- Associated Press - Monday, March 7, 2016

LITTLE ROCK, Ark. (AP) - A legislative panel on Monday endorsed Gov. Asa Hutchinson’s plan to keep Arkansas’ hybrid Medicaid expansion, but it deadlocked on his proposal to have private companies manage some of the state’s services for the mentally ill and developmentally disabled.

The Health Reform Legislative Task Force recommended lawmakers consider Hutchinson’s proposal to keep and rework the state’s “private option,” which uses federal funds to purchase private insurance for low-income residents. Hutchinson, a Republican, has proposed renaming the program “Arkansas Works” and adding new restrictions on its eligibility and benefits.

“I think it got a resounding yes vote,” Republican Rep. Charlie Collins of Fayetteville, who co-chairs the panel, told reporters. “Getting 11 votes on the yes side out of this task force was a strong signal to the Legislature.”

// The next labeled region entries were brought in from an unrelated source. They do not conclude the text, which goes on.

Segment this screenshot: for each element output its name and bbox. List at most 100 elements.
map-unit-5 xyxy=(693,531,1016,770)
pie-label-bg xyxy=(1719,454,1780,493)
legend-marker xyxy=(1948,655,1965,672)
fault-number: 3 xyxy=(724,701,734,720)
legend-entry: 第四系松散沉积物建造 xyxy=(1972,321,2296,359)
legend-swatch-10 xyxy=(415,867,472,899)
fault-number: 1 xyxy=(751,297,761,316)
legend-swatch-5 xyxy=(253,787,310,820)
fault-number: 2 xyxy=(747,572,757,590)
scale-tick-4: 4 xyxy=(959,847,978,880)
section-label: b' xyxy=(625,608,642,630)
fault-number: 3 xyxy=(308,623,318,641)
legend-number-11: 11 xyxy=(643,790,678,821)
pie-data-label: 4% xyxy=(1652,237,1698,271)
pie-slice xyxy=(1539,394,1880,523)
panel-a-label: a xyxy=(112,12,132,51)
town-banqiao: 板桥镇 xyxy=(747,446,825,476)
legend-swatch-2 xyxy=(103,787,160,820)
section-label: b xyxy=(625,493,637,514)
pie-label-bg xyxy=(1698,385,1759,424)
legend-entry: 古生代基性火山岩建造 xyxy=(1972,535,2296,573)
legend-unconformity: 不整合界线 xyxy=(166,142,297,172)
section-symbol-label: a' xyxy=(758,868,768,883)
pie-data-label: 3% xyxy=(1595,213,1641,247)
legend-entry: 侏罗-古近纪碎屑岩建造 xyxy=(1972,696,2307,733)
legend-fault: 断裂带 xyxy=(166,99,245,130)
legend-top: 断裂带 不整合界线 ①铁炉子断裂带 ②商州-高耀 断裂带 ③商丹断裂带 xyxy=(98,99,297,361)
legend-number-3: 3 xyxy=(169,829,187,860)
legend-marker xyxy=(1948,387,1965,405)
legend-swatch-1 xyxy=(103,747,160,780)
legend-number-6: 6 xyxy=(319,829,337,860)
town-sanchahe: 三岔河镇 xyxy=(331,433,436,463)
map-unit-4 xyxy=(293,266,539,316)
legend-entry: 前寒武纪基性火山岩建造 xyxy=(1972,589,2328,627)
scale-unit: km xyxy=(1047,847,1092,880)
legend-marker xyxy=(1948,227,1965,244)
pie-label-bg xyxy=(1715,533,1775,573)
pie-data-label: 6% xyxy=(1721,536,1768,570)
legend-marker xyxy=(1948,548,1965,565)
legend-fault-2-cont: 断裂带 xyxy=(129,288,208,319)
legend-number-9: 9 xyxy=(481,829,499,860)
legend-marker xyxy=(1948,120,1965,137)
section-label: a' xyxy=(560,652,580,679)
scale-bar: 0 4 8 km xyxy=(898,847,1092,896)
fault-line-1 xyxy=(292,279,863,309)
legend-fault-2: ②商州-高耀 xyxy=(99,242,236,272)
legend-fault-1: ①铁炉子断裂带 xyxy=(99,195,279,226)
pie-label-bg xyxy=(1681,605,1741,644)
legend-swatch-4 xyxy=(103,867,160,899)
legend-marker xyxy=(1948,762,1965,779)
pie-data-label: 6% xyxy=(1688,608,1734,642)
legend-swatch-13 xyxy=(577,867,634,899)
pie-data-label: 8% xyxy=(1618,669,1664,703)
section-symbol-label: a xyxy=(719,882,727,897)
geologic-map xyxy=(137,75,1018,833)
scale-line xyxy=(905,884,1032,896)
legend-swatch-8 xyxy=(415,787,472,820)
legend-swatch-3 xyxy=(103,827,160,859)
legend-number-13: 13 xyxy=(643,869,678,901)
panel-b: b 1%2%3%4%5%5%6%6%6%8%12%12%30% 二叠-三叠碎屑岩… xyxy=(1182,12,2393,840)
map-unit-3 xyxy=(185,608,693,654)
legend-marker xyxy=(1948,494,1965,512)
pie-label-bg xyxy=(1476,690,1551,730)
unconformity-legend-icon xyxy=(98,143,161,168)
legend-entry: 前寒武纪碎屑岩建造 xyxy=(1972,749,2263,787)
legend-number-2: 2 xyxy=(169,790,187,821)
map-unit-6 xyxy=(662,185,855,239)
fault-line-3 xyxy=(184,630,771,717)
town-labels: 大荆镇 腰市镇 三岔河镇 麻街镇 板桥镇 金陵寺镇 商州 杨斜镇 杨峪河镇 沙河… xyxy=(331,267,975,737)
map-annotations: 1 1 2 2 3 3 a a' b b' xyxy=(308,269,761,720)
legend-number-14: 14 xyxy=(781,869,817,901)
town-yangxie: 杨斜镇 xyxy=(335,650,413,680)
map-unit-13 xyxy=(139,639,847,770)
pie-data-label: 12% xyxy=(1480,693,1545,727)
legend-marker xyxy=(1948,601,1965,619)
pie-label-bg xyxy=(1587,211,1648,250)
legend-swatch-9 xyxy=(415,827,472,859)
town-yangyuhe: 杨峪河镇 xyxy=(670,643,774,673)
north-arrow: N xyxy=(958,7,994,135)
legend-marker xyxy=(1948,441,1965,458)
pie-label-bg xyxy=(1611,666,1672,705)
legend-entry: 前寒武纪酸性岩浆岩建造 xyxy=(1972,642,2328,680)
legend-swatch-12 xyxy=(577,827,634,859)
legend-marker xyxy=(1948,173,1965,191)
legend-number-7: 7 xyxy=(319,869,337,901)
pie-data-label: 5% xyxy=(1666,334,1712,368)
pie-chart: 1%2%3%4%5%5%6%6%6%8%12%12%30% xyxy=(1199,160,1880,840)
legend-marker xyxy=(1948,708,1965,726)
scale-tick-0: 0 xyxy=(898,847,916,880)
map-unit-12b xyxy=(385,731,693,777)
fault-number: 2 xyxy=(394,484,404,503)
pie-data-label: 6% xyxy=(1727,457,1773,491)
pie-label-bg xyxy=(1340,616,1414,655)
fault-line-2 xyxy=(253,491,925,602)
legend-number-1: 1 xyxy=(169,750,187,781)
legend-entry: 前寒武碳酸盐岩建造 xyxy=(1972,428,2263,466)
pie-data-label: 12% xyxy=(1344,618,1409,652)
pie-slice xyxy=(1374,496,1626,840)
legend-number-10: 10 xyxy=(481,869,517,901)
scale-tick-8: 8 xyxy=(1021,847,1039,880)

The panel’s resolution requested Hutchinson present the legislation he wants considered during next month’s special session and said ending the hybrid expansion would result in “substantial” costs for the state. Consultants earlier Monday estimated that dropping the expanded could cost the state as much as $757 million over the next five years, due to increased Medicaid costs and loss in tax revenue connected to the program.

More than 250,000 people are on the program, which was crafted as an alternative to expanding Medicaid under the federal health law.

The hybrid expansion has sharply divided Republicans, who control both chambers of the Legislature.

“I think what is happening we’re looking at a problem and saying ‘how can we immediately take care of this?’ but not looking at what’s ahead and how what we’re doing might create a bigger problem,” said Republican Sen. Cecile Bledsoe, who voted against the program Monday.

The vote was the latest boost for Hutchinson after several Republican supporters of the hybrid expansion survived primary challenges in last week’s primary.

But the future of Hutchinson’s plan to move portions of the state’s Medicaid program to managed care appeared less certain. The proposal received eight votes on the 16-member panel, while a competing plan received seven votes. Hutchinson has proposed the changes to cut costs in the Medicaid program when the state begins paying for a portion of the expanded population next year.

Hutchinson said he was pleased his expansion plan won support and was optimistic it would be approved by the Legislature. He said he planned to work with lawmakers on the managed care proposal.

“In regards to the savings, there was significant support for my plan on savings of the overall Medicaid budget, and I look forward to working with the legislature to finalize the best approach for Arkansas,” he said in a statement

Lawmakers said the vote showed the bigger fight may be over the managed care proposal than the expansion’s future.

“To reform a $5 billion program is going to be divisive,” said Republican Sen. Jim Hendren, the panel’s co-chairman.

The top Democrat in the Senate criticized Hutchinson for pushing for the managed care model and warned it could jeopardize support for the expanded Medicaid coverage.

“The unintended consequence of this is now I think some people who were pretty solid Arkansas Works people now have questioned it because of the issue of managed care,” said Senate Minority Leader Keith Ingram, a Democrat from West Memphis.